Additional Requirements for Investigative Consumer Reports.

  1. Sometime before but not later than three days after requesting a report, provide the applicant/employee with written disclosure that an investigative consumer report may be obtained. Note that this requirement is satisfied by the initial disclosure/authorization form referenced above, which is provided to the applicant/employee before requesting the report.
  2. The disclosure must include a statement that the investigative consumer report may include information about the individual’s character, general reputation, personal characteristics, or mode of living.
  3. The disclosure must inform the applicant/employee of his/her right to request a complete and accurate disclosure of the nature and scope of the investigation.
  4. The disclosure must also inform the individual that the employer is required to make a written disclosure of the nature and scope of the investigation within five days after receiving the individual’s request for disclosure or the date the employer requests the investigative consumer report, whichever is later.
  5. With the disclosure, provide a summary of rights as contained in the CFPB publication entitled “A Summary of Your Rights Under the Fair Credit Reporting Act.”
  6. Certify, to the entity providing the report that the Company has and will comply with all notice and disclosure requirements for investigative consumer reports, and further certify that the Company will disclose the nature and scope of the investigation to the individual upon request and within the required five-day period.
  7. Upon written request by the applicant/employee made within a “reasonable time,” provide complete written disclosure of the nature and scope of the investigation that was requested, within the five-day period noted above.

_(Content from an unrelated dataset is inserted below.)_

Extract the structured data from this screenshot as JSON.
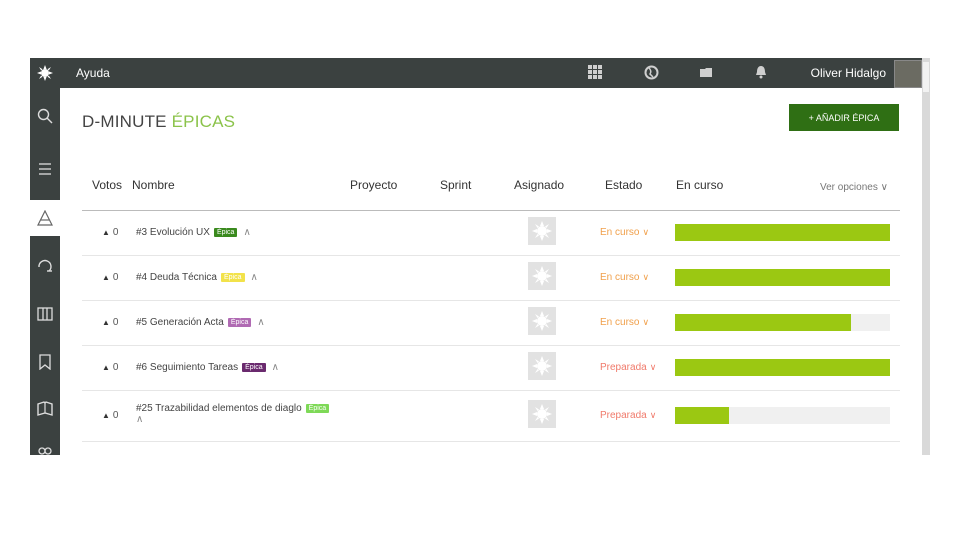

Special Rules for Employee Investigations. If an employer uses a third-party consumer reporting agency (such as a human resources consulting firm that regularly does investigations) to conduct an investigation into suspected employee misconduct, or compliance with laws, regulations or the employer’s policies, the employer does not need to provide the notices and disclosures or obtain the authorization described above. However, the employer must provide a summary describing the nature and scope of the investigation to the employee if adverse action is taken based on the investigation.